Figure 2. Lactate dehydrogenase (LDH) release (U/mL) as a function of the preservation time. CI: cold ischemia (small bowel extracted and preserved in cold Ringer’s lactate solution at 4°C for a maximum of 4 hours). Prec + CI: preconditioning before the cold ischemia (small bowel clamped for 10 minutes, followed by 5 minutes of reperfusion before preservation in cold Ringer’s lactate solution at 4°C for a maximum of 4 hours). Prec + NAME + CI: preconditioning + NAME (as in preconditioning group but with prior addition of L-NAME). CI + NAME: cold ischemia with previous L-NAME administration. CI + NONOS: cold ischemia with previous NONOS administration. * P < .05 vs. time 0 of the corresponding group. +P < .05 vs. Prec + CI.

Figure 3. Lactate dehydrogenase (LDH) release (U/mL) in blood in the following groups. Sham; Trp: 90 minutes of cold ischemia followed by a transplantation with 60 minutes of reperfusion; Prec + Trp: as in transplanted group but with preconditioning before cold ischemia; Prec + NAME + Trp: as in ischemic preconditioning group but with previous administration of L-NAME before preconditioning; Trp + NAME: as Trp but with NAME administration; Trp + NONOS: as Trp but with previous NONOS administration. * P < .05 vs. sham. +P < .05 vs. Prec + Trp.

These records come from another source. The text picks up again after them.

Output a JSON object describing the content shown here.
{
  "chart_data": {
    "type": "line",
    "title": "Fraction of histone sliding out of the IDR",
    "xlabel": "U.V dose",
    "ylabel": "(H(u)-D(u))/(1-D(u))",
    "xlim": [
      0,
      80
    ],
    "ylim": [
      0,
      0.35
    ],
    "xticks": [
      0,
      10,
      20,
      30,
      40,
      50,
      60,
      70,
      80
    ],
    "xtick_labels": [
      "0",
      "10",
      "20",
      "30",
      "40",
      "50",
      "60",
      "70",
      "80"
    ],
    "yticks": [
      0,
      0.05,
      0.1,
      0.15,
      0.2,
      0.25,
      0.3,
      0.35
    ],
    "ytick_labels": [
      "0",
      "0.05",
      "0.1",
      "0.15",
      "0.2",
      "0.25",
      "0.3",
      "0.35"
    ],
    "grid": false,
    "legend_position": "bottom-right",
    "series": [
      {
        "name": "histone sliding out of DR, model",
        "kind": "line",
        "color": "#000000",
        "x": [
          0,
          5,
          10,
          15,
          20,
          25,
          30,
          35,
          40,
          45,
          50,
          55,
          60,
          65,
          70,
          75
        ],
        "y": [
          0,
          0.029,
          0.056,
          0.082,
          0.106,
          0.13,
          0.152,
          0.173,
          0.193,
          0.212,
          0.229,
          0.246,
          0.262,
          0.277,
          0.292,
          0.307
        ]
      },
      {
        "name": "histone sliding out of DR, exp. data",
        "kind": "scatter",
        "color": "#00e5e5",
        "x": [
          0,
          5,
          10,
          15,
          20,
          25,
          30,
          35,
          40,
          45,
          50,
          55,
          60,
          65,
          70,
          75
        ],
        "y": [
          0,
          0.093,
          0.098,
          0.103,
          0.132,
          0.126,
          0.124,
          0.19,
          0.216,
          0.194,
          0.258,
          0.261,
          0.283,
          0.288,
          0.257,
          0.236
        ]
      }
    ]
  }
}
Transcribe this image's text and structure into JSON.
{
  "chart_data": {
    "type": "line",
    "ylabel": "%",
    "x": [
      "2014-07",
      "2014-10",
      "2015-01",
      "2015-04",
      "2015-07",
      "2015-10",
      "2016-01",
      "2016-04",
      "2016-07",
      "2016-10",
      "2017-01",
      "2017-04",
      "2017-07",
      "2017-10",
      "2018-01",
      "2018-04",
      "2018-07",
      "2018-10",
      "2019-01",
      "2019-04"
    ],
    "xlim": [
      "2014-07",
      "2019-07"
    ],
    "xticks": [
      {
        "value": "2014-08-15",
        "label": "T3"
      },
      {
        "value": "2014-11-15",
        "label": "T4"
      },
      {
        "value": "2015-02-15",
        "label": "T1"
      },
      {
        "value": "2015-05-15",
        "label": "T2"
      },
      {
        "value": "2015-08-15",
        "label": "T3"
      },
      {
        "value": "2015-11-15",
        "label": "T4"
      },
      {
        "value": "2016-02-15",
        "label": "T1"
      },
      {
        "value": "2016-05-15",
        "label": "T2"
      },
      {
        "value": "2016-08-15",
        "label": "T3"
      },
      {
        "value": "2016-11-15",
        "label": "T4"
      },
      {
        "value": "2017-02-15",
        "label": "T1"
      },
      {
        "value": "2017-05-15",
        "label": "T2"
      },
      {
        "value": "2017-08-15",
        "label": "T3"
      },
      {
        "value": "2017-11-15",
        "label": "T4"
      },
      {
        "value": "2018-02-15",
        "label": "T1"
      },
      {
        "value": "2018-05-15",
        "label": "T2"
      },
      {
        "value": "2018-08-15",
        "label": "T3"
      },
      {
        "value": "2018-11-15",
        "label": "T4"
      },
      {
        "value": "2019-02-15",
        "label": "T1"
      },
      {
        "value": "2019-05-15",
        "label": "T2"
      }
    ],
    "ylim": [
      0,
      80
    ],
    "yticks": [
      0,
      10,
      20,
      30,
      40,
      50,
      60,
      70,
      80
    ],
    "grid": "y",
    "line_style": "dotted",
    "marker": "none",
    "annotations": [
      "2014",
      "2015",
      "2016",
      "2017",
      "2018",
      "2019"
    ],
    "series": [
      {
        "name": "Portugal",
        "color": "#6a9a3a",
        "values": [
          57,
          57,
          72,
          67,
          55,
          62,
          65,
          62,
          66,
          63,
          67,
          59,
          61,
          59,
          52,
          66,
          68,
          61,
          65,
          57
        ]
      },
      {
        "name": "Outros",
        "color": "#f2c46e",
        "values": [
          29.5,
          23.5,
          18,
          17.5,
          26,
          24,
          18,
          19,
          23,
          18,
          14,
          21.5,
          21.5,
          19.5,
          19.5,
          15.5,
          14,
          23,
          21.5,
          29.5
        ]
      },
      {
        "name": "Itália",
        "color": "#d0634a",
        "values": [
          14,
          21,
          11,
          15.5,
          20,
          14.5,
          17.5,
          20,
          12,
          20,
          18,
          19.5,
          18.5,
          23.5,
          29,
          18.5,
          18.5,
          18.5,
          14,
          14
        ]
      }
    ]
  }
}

Figure 4. Myeloperoxidase (MPO) activity (U/mg protein) in the following groups. Sham; Trp: intestinal transplantation; Prec + Trp: ischemic preconditioning; Prec + NAME + Trp: preconditioning + NAME; Trp + NAME: intestinal transplantation + NAME; Trp + NONOS: intestinal transplantation + NONOS. * P < .05 vs. sham. +P < .05 vs. Prec + Trp.

Figure 5. Reduced glutathione (GSH; nmol/μg protein) in the following groups. Sham; Trp: intestinal transplantation; Prec + Trp: ischemic preconditioning; Prec + NAME + Trp: preconditioning + NAME; Trp + NAME: intestinal transplantation + NAME; Trp + NONOS: intestinal transplantation + NONOS. * P < .05 vs. sham. +P < .05 vs. Prec + Trp.

Figure 6. Nitrate and nitrite tissue production (μmol/mg protein) in the intestine in the following groups. (A) Sham; preconditioning (10 minutes of ischemia followed by 5 minutes of reperfusion); Prec + NAME: preconditioning group plus L-NAME; CI: cold ischemia; Prec + CI; preconditioning before cold ischemia; Prec + NAME + CI: preconditioning followed by sustained ischemia with prior addition of L-NAME. (B) Sham; Trp: intestinal transplantation (90 minutes of cold ischemia followed by transplant with 60 minutes of reperfusion); Prec + Trp: ischemic preconditioning (as in transplanted group but with preconditioning before cold ischemia); Prec + NAME + Trp: as in ischemic preconditioning group but with previous administration of L-NAME before preconditioning. * P < .05 vs. sham.